Sony Sees Gaming Losses Growing in 2007
Wednesday January 31, 7:42 am ET
By Yuri Kageyama, AP Business Writer
Sony Sees Gaming Losses Growing This Year, Seeks to Break Even in Division by Next Year
TOKYO (AP) -- Price cuts for the PlayStation 3 video game console are among the factors Sony is studying as it seeks to break even in its money-losing gaming business next fiscal year, a company executive said Wednesday.
Startup costs for the PlayStation 3 were the main reason for the 5 percent drop in Sony Corp.'s quarterly earnings announced Tuesday. The electronics and entertainment company also said the 20 percent price cut on the game machine in Japan, announced even before it went on sale in November, hurt profits.

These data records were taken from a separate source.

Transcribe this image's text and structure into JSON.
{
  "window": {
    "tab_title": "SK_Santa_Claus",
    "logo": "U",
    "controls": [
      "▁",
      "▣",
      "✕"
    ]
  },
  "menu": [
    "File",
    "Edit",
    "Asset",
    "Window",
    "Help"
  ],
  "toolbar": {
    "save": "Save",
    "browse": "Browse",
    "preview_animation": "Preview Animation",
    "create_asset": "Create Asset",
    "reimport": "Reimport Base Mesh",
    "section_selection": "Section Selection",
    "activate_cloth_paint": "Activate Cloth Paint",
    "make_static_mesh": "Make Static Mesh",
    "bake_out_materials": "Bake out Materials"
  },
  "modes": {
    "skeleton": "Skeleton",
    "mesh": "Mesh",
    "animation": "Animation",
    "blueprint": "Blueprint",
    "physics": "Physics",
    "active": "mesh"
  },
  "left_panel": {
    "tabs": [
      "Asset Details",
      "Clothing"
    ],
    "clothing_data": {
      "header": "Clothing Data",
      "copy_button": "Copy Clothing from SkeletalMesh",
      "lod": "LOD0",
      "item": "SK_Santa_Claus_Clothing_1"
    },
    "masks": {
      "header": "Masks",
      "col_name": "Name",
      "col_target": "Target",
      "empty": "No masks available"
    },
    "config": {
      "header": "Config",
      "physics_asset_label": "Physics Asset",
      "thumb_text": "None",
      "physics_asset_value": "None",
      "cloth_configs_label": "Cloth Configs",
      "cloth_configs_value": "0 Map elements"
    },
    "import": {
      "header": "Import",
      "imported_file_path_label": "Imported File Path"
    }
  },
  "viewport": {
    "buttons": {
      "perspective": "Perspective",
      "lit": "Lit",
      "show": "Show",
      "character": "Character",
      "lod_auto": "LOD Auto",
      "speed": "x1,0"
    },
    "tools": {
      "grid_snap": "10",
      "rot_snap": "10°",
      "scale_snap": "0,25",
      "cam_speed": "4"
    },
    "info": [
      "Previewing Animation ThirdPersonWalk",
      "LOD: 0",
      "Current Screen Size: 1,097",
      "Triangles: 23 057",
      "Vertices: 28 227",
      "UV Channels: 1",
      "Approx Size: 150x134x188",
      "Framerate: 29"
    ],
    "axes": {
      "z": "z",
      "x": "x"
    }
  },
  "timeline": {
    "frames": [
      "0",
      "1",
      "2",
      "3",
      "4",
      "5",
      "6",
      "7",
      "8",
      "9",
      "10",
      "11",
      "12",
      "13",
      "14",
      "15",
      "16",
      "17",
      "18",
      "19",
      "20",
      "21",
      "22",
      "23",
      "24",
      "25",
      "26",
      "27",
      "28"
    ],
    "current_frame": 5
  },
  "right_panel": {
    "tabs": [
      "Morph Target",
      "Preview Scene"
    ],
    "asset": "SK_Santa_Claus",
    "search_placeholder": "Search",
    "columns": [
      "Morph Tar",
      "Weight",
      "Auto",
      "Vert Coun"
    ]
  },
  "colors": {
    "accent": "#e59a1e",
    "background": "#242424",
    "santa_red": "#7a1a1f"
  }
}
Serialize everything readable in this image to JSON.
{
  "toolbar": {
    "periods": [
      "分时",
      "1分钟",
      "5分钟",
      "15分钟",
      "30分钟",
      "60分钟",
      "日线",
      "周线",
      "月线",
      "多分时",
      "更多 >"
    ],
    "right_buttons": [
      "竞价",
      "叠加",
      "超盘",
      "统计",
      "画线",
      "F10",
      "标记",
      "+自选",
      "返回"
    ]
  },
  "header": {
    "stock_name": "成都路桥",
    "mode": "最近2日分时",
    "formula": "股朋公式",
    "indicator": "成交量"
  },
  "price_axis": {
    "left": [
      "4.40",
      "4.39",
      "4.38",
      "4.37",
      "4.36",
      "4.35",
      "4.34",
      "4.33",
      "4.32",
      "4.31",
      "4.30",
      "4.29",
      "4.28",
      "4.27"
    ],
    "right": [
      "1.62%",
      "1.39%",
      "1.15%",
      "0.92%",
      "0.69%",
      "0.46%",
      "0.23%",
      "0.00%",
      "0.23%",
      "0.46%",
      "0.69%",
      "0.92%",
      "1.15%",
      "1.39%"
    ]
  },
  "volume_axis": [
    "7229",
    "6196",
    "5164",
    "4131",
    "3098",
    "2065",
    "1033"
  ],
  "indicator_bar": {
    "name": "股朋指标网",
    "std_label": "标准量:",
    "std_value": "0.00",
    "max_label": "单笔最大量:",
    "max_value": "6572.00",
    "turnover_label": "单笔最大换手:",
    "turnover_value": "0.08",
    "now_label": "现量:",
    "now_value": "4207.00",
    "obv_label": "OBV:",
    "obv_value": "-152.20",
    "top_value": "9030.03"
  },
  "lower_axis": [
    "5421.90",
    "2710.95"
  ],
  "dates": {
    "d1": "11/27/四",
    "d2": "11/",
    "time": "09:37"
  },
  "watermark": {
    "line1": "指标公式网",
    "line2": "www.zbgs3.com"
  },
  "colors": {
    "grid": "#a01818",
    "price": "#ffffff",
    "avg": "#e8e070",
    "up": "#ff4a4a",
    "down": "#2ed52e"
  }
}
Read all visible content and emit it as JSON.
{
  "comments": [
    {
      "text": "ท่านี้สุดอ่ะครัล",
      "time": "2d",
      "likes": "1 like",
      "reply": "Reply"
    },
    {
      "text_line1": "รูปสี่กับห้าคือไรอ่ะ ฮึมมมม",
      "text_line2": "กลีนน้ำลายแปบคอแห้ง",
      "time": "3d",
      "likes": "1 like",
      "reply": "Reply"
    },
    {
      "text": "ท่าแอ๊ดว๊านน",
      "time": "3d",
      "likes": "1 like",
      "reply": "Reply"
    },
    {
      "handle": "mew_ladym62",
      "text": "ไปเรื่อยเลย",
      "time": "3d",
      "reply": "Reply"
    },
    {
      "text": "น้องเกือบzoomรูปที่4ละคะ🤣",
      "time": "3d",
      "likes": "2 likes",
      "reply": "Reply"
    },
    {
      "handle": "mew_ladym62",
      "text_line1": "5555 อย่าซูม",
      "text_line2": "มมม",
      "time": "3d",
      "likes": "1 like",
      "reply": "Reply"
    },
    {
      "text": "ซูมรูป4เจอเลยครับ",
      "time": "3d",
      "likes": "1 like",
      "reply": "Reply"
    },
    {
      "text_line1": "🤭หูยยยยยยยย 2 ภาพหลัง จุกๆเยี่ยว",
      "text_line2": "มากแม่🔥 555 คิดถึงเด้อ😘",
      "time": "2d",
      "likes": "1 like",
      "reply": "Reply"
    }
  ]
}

Sony Senior Vice President Takao Yuhara said red ink in the gaming division for the fiscal year through March could turn out to be worse than the 200 billion yen ($1.6 billion) operating loss forecast for now.
Worried investors sold off Sony shares, which fell 2.8 percent in morning trading in Tokyo.
Costs for flying in PlayStation 3 machines to the U.S., advertising and other startup expenses were higher than the company had anticipated. But Sony hopes to break even in gaming during the following fiscal year, ending March 2008, Yuhara said.
But PS3, whose predecessor PlayStation 2 dominates the sector, isn't selling as briskly as the other new console on the market, Wii from Nintendo Co., which makes Pokemon and Super Mario games.
Nintendo, which saw profits for the first nine months of the fiscal year soar 43 percent, has shipped 3.19 million Wii machines globally.